興が乗ったので、高田馬場にある将棋カフェCobinを久々に訪れる。スクリーンには藤井聡太のタイトル戦が映し出され、Abema TVの社員がカメラを持って店内の様子を撮影しに来ていた。開店直後に何度か通ったおかげで店長に顔を覚えてもらっていたので、少し雑談をした。
「スタッフさんはどうやって採用してるんですか?」
「お店に来てくれている人で"この人いいな"と思ったら声をかけてます。面接で採用したこともありましたけど、やっぱり飾らないときの様子で判断したほうがトータルではよいな、と思ったので」
たしかに、通っている時点でその空間に愛着を持っている人なわけだから、採用としては効率が良い。この店長にしてこの店ありと思わされる話だ。
決着がつき、藤井聡太 最年少六冠誕生。歴史的瞬間に立ち会い、店内を万雷の拍手が包んだ。その後 Abema TVの人間がカメラで興奮冷めやらぬお客さんにインタビューをしてゆく。
この場には将棋を好きな人間しかいないという当たり前の事実が思い出された。好きだけに囲まれた空間に身を浸しながら日が暮れてゆく。
これだから将棋はやめられない。
日本橋
「推しは推せる時に推しておけ」とは、特定の何かを応援するファンたちの間で代々受け継がれる至言である。
我を忘れるほど熱中したアイドルやアーティストが、ある日突然バッシングの対象となり、夢半ばで表舞台を去ることは日常茶飯事だ。そして、移り変わりの激しさでは飲食業界も同様である。
東日本橋のはずれに、A.I.R Building Cafe という喫茶店がある。「アーティストが住む」というコンセプトビルに併設されたカフェで、フカフカのソファに豪華絢爛な内装。圧倒的な空間の質がそこにはあった。ビルの住人は自分の部屋に上がる際に必ずカフェの中を通る動線となっており、店員とのちょっとしたコミュニケーションが毎日発生するようになっている。'"食住近接"の思想を建築設計を通じて体現しているのである。
競争の激しい飲食業界では、コーヒーだけで家賃を払えるだけの利益を上げるのがどんどん難しくなっている。
そこで考えられるのが、フロントエンド商品とバックエンド商品を繋ぐ動線設計である。この場合、コーヒーはあくまで呼び水で、本丸は住居(家賃収入)だ。ホテル併設の喫茶店もそうだが、別で稼ぎの柱があるお店は飲み物や料理の値段が総じて安い。
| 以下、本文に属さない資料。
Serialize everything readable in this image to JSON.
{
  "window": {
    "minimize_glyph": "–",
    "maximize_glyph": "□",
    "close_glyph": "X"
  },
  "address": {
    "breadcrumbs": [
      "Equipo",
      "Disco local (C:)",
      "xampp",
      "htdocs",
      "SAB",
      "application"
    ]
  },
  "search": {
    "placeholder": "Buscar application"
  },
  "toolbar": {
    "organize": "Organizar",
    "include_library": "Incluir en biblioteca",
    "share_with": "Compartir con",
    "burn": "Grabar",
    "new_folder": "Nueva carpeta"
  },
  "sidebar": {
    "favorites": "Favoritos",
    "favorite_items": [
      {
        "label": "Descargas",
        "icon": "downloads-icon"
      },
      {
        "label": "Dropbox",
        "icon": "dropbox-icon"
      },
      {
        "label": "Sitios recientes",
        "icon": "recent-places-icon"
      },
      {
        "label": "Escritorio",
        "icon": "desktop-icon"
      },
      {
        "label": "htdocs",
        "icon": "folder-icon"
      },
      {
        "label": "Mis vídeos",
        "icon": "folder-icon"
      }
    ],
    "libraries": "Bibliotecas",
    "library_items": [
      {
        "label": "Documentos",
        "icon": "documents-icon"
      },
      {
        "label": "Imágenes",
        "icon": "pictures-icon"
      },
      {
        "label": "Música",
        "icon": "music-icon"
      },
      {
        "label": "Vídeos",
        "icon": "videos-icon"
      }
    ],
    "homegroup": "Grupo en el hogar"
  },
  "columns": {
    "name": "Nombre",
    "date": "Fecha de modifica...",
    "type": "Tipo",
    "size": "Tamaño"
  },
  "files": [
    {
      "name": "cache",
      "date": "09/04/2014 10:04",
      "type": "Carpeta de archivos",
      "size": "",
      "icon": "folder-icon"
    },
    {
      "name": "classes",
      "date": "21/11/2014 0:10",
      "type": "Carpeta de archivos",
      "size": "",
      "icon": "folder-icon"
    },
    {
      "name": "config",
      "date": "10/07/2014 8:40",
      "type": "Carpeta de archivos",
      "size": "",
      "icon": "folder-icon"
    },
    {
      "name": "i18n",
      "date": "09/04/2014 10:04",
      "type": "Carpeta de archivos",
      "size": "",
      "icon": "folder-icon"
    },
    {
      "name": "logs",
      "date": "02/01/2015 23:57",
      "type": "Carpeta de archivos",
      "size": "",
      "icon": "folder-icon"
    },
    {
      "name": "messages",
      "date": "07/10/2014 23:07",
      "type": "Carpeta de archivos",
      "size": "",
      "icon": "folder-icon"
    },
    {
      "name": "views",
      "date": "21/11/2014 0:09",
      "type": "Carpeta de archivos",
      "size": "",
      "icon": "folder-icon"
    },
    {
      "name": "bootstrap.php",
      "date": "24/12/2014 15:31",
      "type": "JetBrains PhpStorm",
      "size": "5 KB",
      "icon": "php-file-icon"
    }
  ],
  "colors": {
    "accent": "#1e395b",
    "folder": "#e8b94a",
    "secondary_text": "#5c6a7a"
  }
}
マニアックな場所にあるため混雑とも無縁で、大きく開かれた窓から雨に霞む東京の昼下がりを堪能することができた。
このお店も、不動産のオーナーが変わってコンセプトが維持できなくなったらなくなるかもしれないな、という考えがよぎった。この世にある多くの文化は、資産家の理解があってかろうじて成り立っているものが多い。
「推しの店は推せるときに推しておけ」
通いたくなるお店が、また一つ増えた。
森下
町のステーキ屋さん かまろ
我が家の第二の食卓、といってもいいぐらい通い詰めたお店がこちらだ。夫婦で切り盛りしているお店で、注文の際に「いつもので」が通じるようになった生まれて初めてのお店である。ファンが何人もついているお店で、「近所を通りがかったから来ました」という人がちょくちょくいる。
新型コロナの流行は多くの飲食店を廃業に追いやったが、しぶとく生き残っているのはこういった根強いファンのいる店なのである。
ある日、私が晩御飯を食べていると、店内にいた親子が食べ終わって立ち上がった。
母親「今日はね、うちの息子が生まれてはじめてもらったバイト代で奢るっているのよ」
おらまあ、とおかみさんが感嘆の声をあげる。高校生ぐらいのお子さんが照れくさそうに財布を出した。
その様子を見て、私は自分の中で一つの謎が解けた思いがした。
訪れた飲食店・喫茶店の数は、気がつくと優に50店を超えていた。何が私をそこまで突き動かすのか。それは飲食を通じて見えてくる"人間"の存在があったからだ。
お店側が心血を注いだ一品に料理人の矜持を感じ取り、顧客が作り上げる空気に勇気を与えられる。この一皿は、関わる人全てが命を奏でるための五線譜なのだ。